Nicolas Hopper takes over the soundtrack duties, and he also composes The Half-Blood Prince. His soundtrack in this movie finds a great balance between darker themes in the more dramatic moments, with bouncy, fun themes with the more entertaining parts of the movie. The music during the Battle of the Ministry of Magic is fast and intense, without being overbearing. Again, it’s very hard to follow up on John Williams with the first three movies, but Hopper manages to make this soundtrack his own. In fact, Hopper was nominated for a World Soundtrack Discovery Award for this movie’s soundtrack.
The Order of the Phoenix is generally seen as one of the better entries in the series. It received moderately positive reviews when it first released, but the fan reception has generally been much more positive. It earned several Scream Awards presented by Spike TV, for Best Sequel, and Ralph Fiennes (Voldemort) for “Most Vile Villain.” It won three awards at the inaugural ITV National Movie Awards, for Best Family Film, Best Actor (Daniel Radcliffe as Harry Potter) and Best Actress (Emma Watson, for Hermoine Granger). David Yates won Best Director at the 13th Empire Awards. Years later, the BAFTA Awards gave David Yates a special Artistic Excellence for directing the last four Harry Potter movies, which includes this one. At the 2008 BAFTA Awards, the movie also received nominations for both the Visual Effects and Best Production Design. The Visual Effects Society gave it the Outstanding Special Effects in a Motion Picture award, out of 3 nominations.

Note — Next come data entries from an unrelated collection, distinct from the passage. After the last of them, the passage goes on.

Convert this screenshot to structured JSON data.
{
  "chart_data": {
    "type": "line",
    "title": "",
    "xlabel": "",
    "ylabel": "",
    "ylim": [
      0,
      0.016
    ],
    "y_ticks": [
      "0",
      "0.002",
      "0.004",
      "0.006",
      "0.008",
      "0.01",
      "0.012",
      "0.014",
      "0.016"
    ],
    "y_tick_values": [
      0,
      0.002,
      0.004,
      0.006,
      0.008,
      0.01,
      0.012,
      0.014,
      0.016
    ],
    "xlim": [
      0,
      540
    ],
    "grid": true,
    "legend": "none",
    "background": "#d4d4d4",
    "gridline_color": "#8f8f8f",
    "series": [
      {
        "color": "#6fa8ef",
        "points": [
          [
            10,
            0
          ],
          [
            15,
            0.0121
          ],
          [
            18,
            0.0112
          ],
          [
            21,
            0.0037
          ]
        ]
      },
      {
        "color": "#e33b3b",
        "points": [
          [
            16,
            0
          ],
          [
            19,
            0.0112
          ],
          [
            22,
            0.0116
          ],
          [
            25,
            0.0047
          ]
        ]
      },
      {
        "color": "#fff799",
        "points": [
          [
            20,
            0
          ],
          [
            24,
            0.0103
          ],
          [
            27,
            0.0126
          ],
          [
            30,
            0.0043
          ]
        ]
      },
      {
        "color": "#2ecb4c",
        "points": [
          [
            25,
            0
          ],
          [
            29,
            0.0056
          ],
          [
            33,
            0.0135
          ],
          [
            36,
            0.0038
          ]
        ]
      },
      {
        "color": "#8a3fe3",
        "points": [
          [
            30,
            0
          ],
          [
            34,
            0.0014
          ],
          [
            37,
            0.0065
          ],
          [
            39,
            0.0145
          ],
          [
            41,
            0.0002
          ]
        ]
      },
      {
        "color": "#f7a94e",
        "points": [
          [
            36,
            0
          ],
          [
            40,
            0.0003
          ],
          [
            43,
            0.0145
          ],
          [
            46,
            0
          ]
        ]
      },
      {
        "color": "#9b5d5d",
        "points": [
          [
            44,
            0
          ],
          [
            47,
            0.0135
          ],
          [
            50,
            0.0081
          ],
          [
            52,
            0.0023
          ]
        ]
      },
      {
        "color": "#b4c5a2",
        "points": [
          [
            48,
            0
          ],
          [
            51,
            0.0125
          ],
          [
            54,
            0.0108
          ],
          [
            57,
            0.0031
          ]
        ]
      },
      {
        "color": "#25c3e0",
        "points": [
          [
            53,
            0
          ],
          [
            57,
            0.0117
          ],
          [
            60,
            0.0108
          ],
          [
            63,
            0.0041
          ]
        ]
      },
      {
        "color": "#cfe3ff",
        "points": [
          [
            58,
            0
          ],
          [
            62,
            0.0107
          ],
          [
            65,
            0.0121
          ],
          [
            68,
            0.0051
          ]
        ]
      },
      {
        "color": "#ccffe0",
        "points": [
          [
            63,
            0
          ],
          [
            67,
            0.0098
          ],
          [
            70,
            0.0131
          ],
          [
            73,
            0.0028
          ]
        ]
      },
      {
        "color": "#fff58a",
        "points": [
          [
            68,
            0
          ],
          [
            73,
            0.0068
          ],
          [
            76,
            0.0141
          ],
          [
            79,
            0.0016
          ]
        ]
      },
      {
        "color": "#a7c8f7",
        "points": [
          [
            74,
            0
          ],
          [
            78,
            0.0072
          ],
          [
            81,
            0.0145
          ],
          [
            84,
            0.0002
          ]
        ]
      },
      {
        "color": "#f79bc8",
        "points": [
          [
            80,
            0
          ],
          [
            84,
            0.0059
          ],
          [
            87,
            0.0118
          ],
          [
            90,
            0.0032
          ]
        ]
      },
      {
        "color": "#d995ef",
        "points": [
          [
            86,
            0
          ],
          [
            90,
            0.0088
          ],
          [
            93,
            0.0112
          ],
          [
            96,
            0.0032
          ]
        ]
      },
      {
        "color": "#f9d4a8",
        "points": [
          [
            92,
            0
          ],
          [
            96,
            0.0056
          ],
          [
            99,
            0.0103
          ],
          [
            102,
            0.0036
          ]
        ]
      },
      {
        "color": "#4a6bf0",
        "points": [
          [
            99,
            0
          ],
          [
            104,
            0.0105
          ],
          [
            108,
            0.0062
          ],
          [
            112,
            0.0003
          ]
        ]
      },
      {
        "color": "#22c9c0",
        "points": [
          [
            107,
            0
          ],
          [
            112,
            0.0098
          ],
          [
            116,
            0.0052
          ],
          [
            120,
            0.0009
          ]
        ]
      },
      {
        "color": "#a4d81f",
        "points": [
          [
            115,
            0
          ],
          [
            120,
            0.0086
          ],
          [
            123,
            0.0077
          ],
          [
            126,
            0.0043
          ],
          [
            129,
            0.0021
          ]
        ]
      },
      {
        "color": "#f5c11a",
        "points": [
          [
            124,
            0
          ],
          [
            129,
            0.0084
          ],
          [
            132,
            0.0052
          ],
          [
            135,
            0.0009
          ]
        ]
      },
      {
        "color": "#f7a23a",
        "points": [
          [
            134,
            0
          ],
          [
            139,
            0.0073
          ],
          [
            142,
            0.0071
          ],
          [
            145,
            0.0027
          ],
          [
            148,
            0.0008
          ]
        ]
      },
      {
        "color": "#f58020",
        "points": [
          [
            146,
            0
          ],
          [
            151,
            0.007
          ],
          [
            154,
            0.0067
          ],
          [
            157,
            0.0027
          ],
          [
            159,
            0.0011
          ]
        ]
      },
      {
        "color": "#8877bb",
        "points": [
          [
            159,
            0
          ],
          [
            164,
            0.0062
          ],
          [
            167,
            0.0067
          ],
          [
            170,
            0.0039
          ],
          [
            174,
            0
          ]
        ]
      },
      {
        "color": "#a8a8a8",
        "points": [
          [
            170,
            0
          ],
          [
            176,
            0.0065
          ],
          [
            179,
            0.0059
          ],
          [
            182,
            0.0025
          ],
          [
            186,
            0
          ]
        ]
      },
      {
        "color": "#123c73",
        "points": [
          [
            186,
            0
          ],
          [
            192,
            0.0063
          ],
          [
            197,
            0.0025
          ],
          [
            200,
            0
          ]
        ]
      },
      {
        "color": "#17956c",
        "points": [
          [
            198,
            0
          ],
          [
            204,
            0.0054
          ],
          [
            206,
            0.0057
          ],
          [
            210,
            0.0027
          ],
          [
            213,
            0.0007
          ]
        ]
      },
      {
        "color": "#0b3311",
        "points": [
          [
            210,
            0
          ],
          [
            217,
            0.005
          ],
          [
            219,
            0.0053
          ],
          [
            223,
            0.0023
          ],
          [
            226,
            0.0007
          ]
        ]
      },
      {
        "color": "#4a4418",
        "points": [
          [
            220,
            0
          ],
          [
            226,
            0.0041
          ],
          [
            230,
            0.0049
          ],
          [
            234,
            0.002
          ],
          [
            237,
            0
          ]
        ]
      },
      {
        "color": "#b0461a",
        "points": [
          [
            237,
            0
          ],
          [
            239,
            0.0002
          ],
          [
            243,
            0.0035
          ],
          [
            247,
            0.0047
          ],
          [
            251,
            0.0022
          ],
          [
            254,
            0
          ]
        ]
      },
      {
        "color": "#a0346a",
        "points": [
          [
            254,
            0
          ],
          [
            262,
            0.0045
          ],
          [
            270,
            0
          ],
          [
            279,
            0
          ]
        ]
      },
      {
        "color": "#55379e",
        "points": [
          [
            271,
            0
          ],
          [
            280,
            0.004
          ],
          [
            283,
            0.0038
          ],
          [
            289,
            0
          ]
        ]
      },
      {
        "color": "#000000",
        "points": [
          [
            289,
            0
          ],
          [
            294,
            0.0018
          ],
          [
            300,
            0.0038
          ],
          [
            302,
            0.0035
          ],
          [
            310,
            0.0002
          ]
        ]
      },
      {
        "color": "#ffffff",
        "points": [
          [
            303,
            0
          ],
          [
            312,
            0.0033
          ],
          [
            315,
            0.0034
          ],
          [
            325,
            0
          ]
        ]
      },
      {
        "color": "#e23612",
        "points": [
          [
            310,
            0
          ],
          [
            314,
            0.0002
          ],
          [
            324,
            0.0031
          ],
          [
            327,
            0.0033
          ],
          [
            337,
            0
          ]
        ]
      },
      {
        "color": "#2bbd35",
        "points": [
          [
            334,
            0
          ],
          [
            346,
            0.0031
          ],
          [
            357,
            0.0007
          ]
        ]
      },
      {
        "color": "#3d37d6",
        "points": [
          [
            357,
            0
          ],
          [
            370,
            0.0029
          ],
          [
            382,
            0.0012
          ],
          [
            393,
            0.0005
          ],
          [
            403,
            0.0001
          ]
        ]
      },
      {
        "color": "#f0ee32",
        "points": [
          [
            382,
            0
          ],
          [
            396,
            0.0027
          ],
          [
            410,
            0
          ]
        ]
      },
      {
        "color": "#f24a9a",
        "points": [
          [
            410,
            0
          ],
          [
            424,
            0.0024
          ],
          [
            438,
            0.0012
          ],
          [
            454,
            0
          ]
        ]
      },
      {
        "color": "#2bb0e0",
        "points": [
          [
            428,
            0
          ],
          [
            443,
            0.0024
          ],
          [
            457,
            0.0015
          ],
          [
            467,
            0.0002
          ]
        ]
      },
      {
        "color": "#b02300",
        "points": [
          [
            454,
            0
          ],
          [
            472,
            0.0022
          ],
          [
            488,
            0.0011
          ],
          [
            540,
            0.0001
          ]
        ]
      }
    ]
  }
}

I wouldn’t recommend this as a starting point for the Harry Potter series, speaking from experience. That said, this is a brilliant movie in its own right. It contains a lot of character drama. It realistically explores political themes about abuses of power and how propaganda can affect the general public’s mindset. It’s got several brilliant action scenes, most notably the battle in the movie’s climax. All the darker elements of the story are balanced out with its fun elements. It’s a visual spectacle that holds up well today. Most people tend to agree that the best Harry Potter movie is between 3 and 5, and one could make a strong argument for either of them, but for me personally, this is my favourite.
Next up is actually my least favourite movie in the series, The Half-Blood Prince, despite the book being my favourite of the 7. Then I’ll wrap this series up next month with the two Fantastic Beasts movies after Deathly Hallows. I’m strongly considering doing a Sean Connery month in January, and then doing a couple odds and ends in February while I decide what my next monthly theme will be.